Reste qu’en la matière, le film se situe clairement en haut du panier, car s’il se révèle moins surprenant que son ainé, ses apparents défauts sont paradoxalement ses meilleures qualités.  Une fois accepté qu’il fera davantage dans l’évolution que dans la révolution, force est de reconnaître qu’il procure un vrai plaisir de spectateur. Encore faut il pour cela l’intégrer dans sa dimension d’expérience collective où chaque morceau de bravoure, poses badass et autres répliques assassines se voient suivi par sa cohorte d’applaudissements et autres manifestations de joies.
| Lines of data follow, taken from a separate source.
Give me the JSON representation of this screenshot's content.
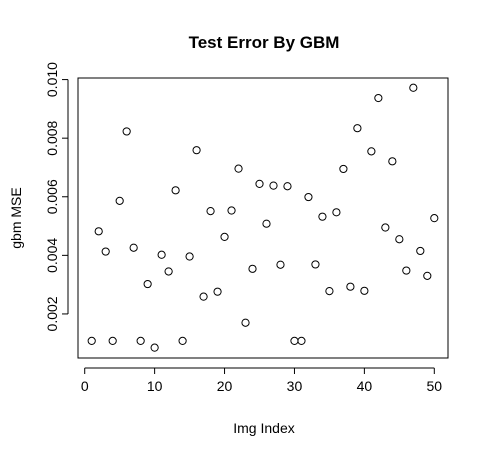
{
  "chart_data": {
    "type": "scatter",
    "title": "Test Error By GBM",
    "xlabel": "Img Index",
    "ylabel": "gbm MSE",
    "xlim": [
      1,
      50
    ],
    "ylim": [
      0.00085,
      0.0097
    ],
    "xticks": [
      0,
      10,
      20,
      30,
      40,
      50
    ],
    "xtick_labels": [
      "0",
      "10",
      "20",
      "30",
      "40",
      "50"
    ],
    "yticks": [
      0.002,
      0.004,
      0.006,
      0.008,
      0.01
    ],
    "ytick_labels": [
      "0.002",
      "0.004",
      "0.006",
      "0.008",
      "0.010"
    ],
    "grid": false,
    "marker": "open-circle",
    "point_color": "#000000",
    "x": [
      1,
      2,
      3,
      4,
      5,
      6,
      7,
      8,
      9,
      10,
      11,
      12,
      13,
      14,
      15,
      16,
      17,
      18,
      19,
      20,
      21,
      22,
      23,
      24,
      25,
      26,
      27,
      28,
      29,
      30,
      31,
      32,
      33,
      34,
      35,
      36,
      37,
      38,
      39,
      40,
      41,
      42,
      43,
      44,
      45,
      46,
      47,
      48,
      49,
      50
    ],
    "y": [
      0.00108,
      0.00482,
      0.00413,
      0.00108,
      0.00586,
      0.00823,
      0.00426,
      0.00108,
      0.00302,
      0.00085,
      0.00402,
      0.00345,
      0.00622,
      0.00108,
      0.00396,
      0.00759,
      0.00259,
      0.00551,
      0.00276,
      0.00463,
      0.00553,
      0.00696,
      0.0017,
      0.00354,
      0.00644,
      0.00508,
      0.00638,
      0.00368,
      0.00636,
      0.00108,
      0.00108,
      0.00599,
      0.00369,
      0.00532,
      0.00278,
      0.00547,
      0.00695,
      0.00293,
      0.00834,
      0.00279,
      0.00755,
      0.00937,
      0.00495,
      0.00721,
      0.00455,
      0.00348,
      0.00972,
      0.00415,
      0.0033,
      0.00527
    ]
  }
}
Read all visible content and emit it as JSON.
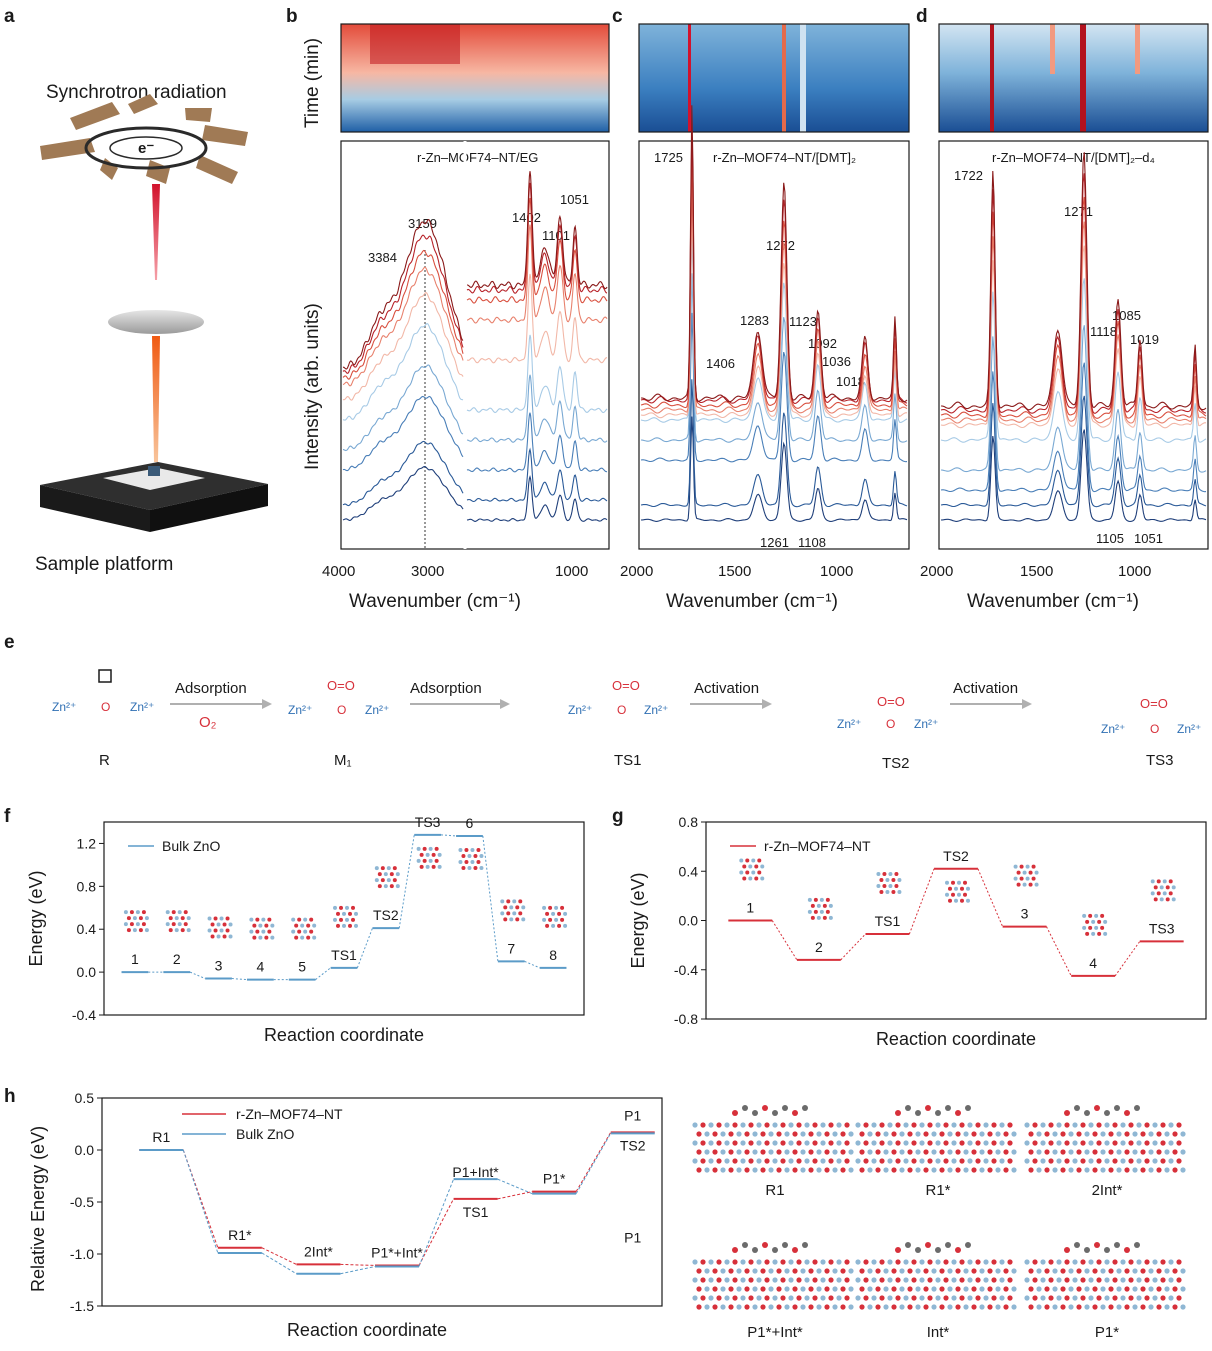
{
  "figure": {
    "panel_letters": [
      "a",
      "b",
      "c",
      "d",
      "e",
      "f",
      "g",
      "h"
    ]
  },
  "panel_a": {
    "top_label": "Synchrotron radiation",
    "electron_label": "e⁻",
    "bottom_label": "Sample platform"
  },
  "panel_b": {
    "title": "r-Zn–MOF74–NT/EG",
    "time_label": "Time (min)",
    "ylabel": "Intensity (arb. units)",
    "xlabel": "Wavenumber (cm⁻¹)",
    "x_ticks": [
      "4000",
      "3000",
      "1000"
    ],
    "peaks": [
      "3384",
      "3159",
      "1402",
      "1101",
      "1051"
    ]
  },
  "panel_c": {
    "title": "r-Zn–MOF74–NT/[DMT]₂",
    "xlabel": "Wavenumber (cm⁻¹)",
    "x_ticks": [
      "2000",
      "1500",
      "1000"
    ],
    "peaks": [
      "1725",
      "1272",
      "1283",
      "1123",
      "1406",
      "1092",
      "1036",
      "1018",
      "1261",
      "1108"
    ]
  },
  "panel_d": {
    "title": "r-Zn–MOF74–NT/[DMT]₂–d₄",
    "xlabel": "Wavenumber (cm⁻¹)",
    "x_ticks": [
      "2000",
      "1500",
      "1000"
    ],
    "peaks": [
      "1722",
      "1271",
      "1085",
      "1118",
      "1019",
      "1105",
      "1051"
    ]
  },
  "panel_e": {
    "steps": [
      "R",
      "M₁",
      "TS1",
      "TS2",
      "TS3"
    ],
    "arrows": [
      {
        "label": "Adsorption",
        "sub": "O₂"
      },
      {
        "label": "Adsorption",
        "sub": ""
      },
      {
        "label": "Activation",
        "sub": ""
      },
      {
        "label": "Activation",
        "sub": ""
      }
    ]
  },
  "chart_data": [
    {
      "id": "f",
      "type": "line",
      "legend": "Bulk ZnO",
      "color": "#5b9bc8",
      "ylabel": "Energy (eV)",
      "xlabel": "Reaction coordinate",
      "ylim": [
        -0.4,
        1.4
      ],
      "yticks": [
        -0.4,
        0.0,
        0.4,
        0.8,
        1.2
      ],
      "states": [
        {
          "label": "1",
          "value": 0.0
        },
        {
          "label": "2",
          "value": 0.0
        },
        {
          "label": "3",
          "value": -0.06
        },
        {
          "label": "4",
          "value": -0.07
        },
        {
          "label": "5",
          "value": -0.07
        },
        {
          "label": "TS1",
          "value": 0.04
        },
        {
          "label": "TS2",
          "value": 0.41
        },
        {
          "label": "TS3",
          "value": 1.28
        },
        {
          "label": "6",
          "value": 1.27
        },
        {
          "label": "7",
          "value": 0.1
        },
        {
          "label": "8",
          "value": 0.04
        }
      ]
    },
    {
      "id": "g",
      "type": "line",
      "legend": "r-Zn–MOF74–NT",
      "color": "#d7303a",
      "ylabel": "Energy (eV)",
      "xlabel": "Reaction coordinate",
      "ylim": [
        -0.8,
        0.8
      ],
      "yticks": [
        -0.8,
        -0.4,
        0.0,
        0.4,
        0.8
      ],
      "states": [
        {
          "label": "1",
          "value": 0.0
        },
        {
          "label": "2",
          "value": -0.32
        },
        {
          "label": "TS1",
          "value": -0.11
        },
        {
          "label": "TS2",
          "value": 0.42
        },
        {
          "label": "3",
          "value": -0.05
        },
        {
          "label": "4",
          "value": -0.45
        },
        {
          "label": "TS3",
          "value": -0.17
        }
      ]
    },
    {
      "id": "h",
      "type": "line",
      "ylabel": "Relative Energy (eV)",
      "xlabel": "Reaction coordinate",
      "ylim": [
        -1.5,
        0.5
      ],
      "yticks": [
        -1.5,
        -1.0,
        -0.5,
        0.0,
        0.5
      ],
      "categories": [
        "R1",
        "R1*",
        "2Int*",
        "P1*+Int*",
        "TS1 / P1+Int*",
        "P1*",
        "TS2 / P1"
      ],
      "series": [
        {
          "name": "r-Zn–MOF74–NT",
          "color": "#d7303a",
          "values": [
            0.0,
            -0.94,
            -1.1,
            -1.11,
            -0.47,
            -0.4,
            0.17
          ]
        },
        {
          "name": "Bulk ZnO",
          "color": "#5b9bc8",
          "values": [
            0.0,
            -0.99,
            -1.19,
            -1.12,
            -0.28,
            -0.42,
            0.16
          ]
        }
      ],
      "level_labels": [
        "R1",
        "R1*",
        "2Int*",
        "P1*+Int*",
        "TS1",
        "P1+Int*",
        "P1*",
        "P1",
        "TS2",
        "P1"
      ]
    }
  ],
  "structures_h": [
    "R1",
    "R1*",
    "2Int*",
    "P1*+Int*",
    "Int*",
    "P1*"
  ]
}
Dès lors, l’aspect bigger prend tout son sens et l’on prend littéralement son pied devant deux heures dix menées à pleins gaz, ponctués ici et là par des morceaux de bravoures relevant presque à chaque fois du choc de titans tour à tour automobiles (impressionnantes scènes de poursuites) ou humain (merci Vin et Dwayne !). A sa manière, FF6 apporte sa pierre à l’édifice solidement bâti par Justin Lin en introduisant le premier bad guy véritablement intéressant de la saga. Pour la première fois, émerge la figure du Némésis en la personne d’Owen Shaw, sorte de double maléfique de Dom (Vin Diesel). Impeccablement interprété par un Luke Evans diabolique à souhait, il  est à la tête d’une équipe de choc dont chaque membre serait le reflet grossissant d’un des personnages principaux. Un jeu de miroirs que le réalisateur à l’intelligence de ne pas trop surligner préférant laisser les antagonismes s’exprimer au cours de manos a manos savamment orchestrés. De quoi amener un peu de piment dans une saga qui, à vouloir trop en faire,  pourrait facilement tomber dans son propre piège pour peu que ses ambitions ne soient pas mieux jugulées… un peu comme une route qu’on rechignerait à désengorger par peur de la voir se vider totalement !

 

 

A défaut d’être aussi surprenant que son prédécesseur, Fast & Furious 6 s’inscrit dans sa droite lignée en faisant preuve d’une démesure toujours plus grande.